Because online pharmacies such as Amazon are now preferred by shoppers, shares in competitors have plummeted as a result. Walgreens Boots Alliance, CVS Health (currently the largest pharmacy operator in the country), Rite Aid, and GoodRx, have all suffered.
To try and fit in, many of these traditional sellers are also digitizing their operations. Case in point, CVS Health has seen its revenue growth year over year ever since it acquired Soma.com and integrated its online and retail pharmacy lines, thus demonstrating the growing demand for online pharmacies.
Even though online pharmacies certainly have their benefits, there are still challenges that must be overcome. For instance, experts are wary of regulatory compliance, especially in regards to how drugs are stored and dispatched. Online pharmacies are also restricted from delivering Schedule 2 medication, which covers numerous opioids.

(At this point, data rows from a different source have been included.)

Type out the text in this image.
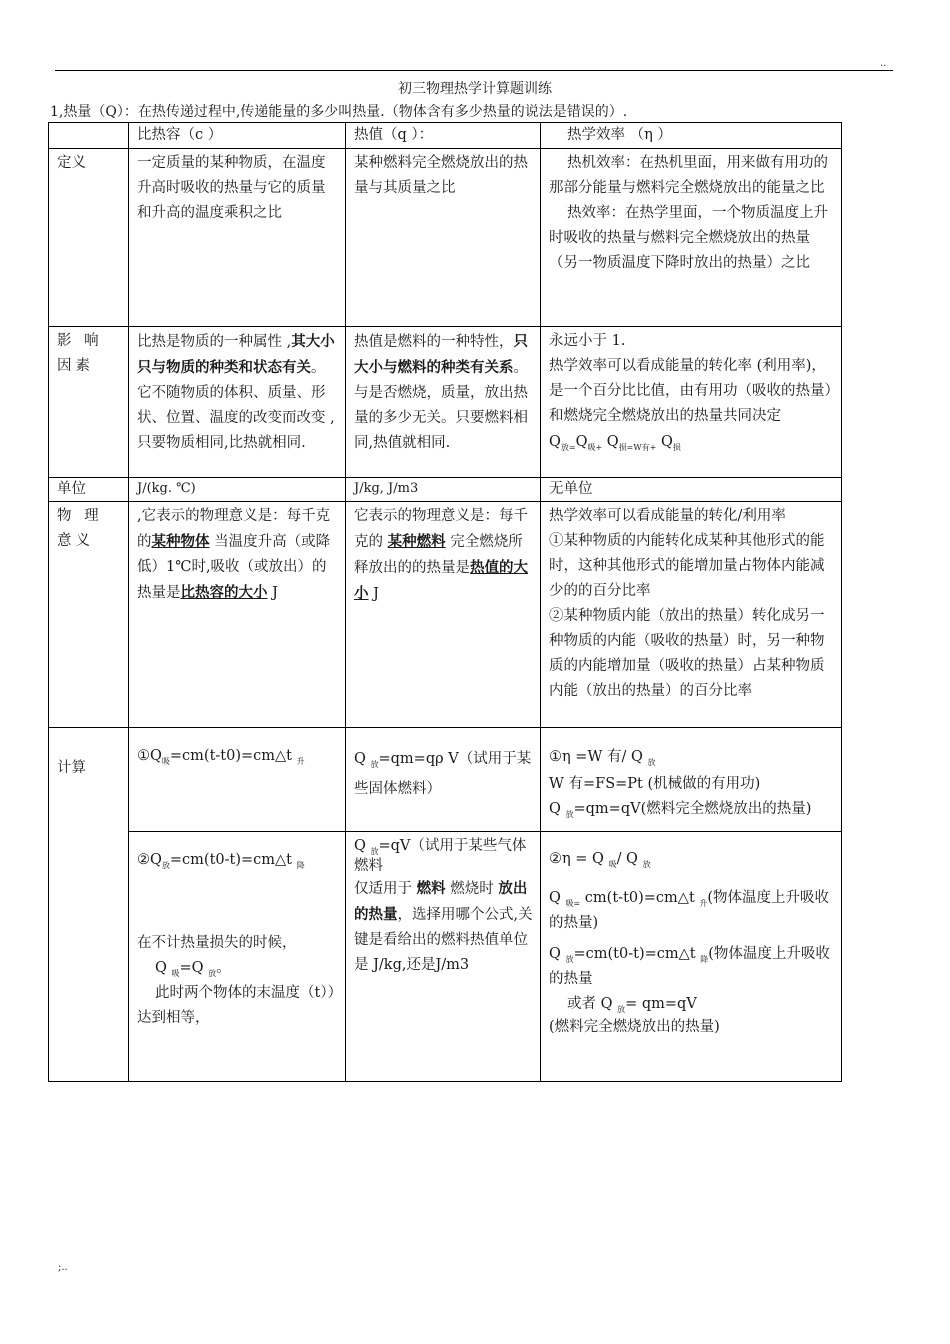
..
初三物理热学计算题训练
1,热量（Q）：在热传递过程中,传递能量的多少叫热量.（物体含有多少热量的说法是错误的）.
	比热容（c ）	热值（q ）：	热学效率 （η ）
定义	一定质量的某种物质，在温度升高时吸收的热量与它的质量和升高的温度乘积之比	某种燃料完全燃烧放出的热量与其质量之比	热机效率：在热机里面，用来做有用功的那部分能量与燃料完全燃烧放出的能量之比
热效率：在热学里面，一个物质温度上升时吸收的热量与燃料完全燃烧放出的热量（另一物质温度下降时放出的热量）之比

影 响 因素	比热是物质的一种属性 ,其大小只与物质的种类和状态有关。它不随物质的体积、质量、形状、位置、温度的改变而改变 ,只要物质相同,比热就相同.	热值是燃料的一种特性，只大小与燃料的种类有关系。与是否燃烧，质量，放出热量的多少无关。只要燃料相同,热值就相同.	永远小于 1.
热学效率可以看成能量的转化率 (利用率)，是一个百分比比值，由有用功（吸收的热量）和燃烧完全燃烧放出的热量共同决定
$Q_{放=}Q_{吸+}$ $Q_{损=W有+}$ $Q_损$

单位	J/(kg. ℃)	J/kg, J/m3	无单位
物 理 意义	,它表示的物理意义是：每千克的某种物体 当温度升高（或降低）1℃时,吸收（或放出）的热量是比热容的大小 J	它表示的物理意义是：每千克的 某种燃料 完全燃烧所释放出的的热量是热值的大小 J	热学效率可以看成能量的转化/利用率
①某种物质的内能转化成某种其他形式的能时，这种其他形式的能增加量占物体内能减少的的百分比率
②某种物质内能（放出的热量）转化成另一种物质的内能（吸收的热量）时，另一种物质的内能增加量（吸收的热量）占某种物质内能（放出的热量）的百分比率

计算	$①Q_吸=cm(t-t0)=cm\triangle t$ $_升$	Q $_放$=qm=qρ V（试用于某些固体燃料）	①η =W 有/ Q $_放$
W 有=FS=Pt (机械做的有用功)
Q $_放$=qm=qV(燃料完全燃烧放出的热量)

	$②Q_放=cm(t0-t)=cm\triangle t$ $_降$
在不计热量损失的时候，
Q $_吸$=Q $_放$。
此时两个物体的末温度（t））达到相等，	Q $_放$=qV（试用于某些气体燃料
仅适用于 燃料 燃烧时 放出的热量，选择用哪个公式,关键是看给出的燃料热值单位是 J/kg,还是J/m3	②η = Q $_吸$/ Q $_放$
Q $_{吸=}$ cm(t-t0)=cm△t $_升$(物体温度上升吸收的热量)
Q $_放$=cm(t0-t)=cm△t $_降$(物体温度上升吸收的热量
或者 Q $_放$= qm=qV
(燃料完全燃烧放出的热量)
;..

Shoppers that need prescriptions filled regularly are also more likely to be loyal to their local pharmacists. Not just due to the sensitive nature of the drugs that they may use but also because regular drug users tend to be older, making them less likely to experiment with online purchases.
Further regulation is also needed in the long run as brick and mortar pharmacies look to maintain their stronghold in the industry. Not only will a more regulated eco-system benefit the e-pharmacies themselves, but it will also do a world of good for consumers who demand quality above all else.
Nonetheless, while the online market in the country may still be at its advent, the global online pharmacy market keeps growing. It estimated that by 2025, market size is likely to gross revenues of over $131 billion. The online pharmacy market is growing at unprecedented rates in both developed and developing economies.
Increased internet usage and awareness of online over the counter services have all helped to boost the growth potential. The need and demand for self-care will also see the role of pharmacies change over the next few years.
It’s no surprise that the e-pharmacy market is quickly taking over traditional services. As more and more people have access to technology, the trend will likely continue. The digitalization of the healthcare sector that’s been taking place for some time now will also ensure that online pharmacies keep growing.
Online pharmacies are a huge draw and it is easy to see why. They make the purchasing process straightforward and more convenient compared to physical pharmacies. Because of these benefits, more private companies are taking steps to invest in online pharmacies which should further propel the growth of this new sector. If traditional pharmacies want to survive in the competitive digital space, they must adapt or they will find themselves out of business.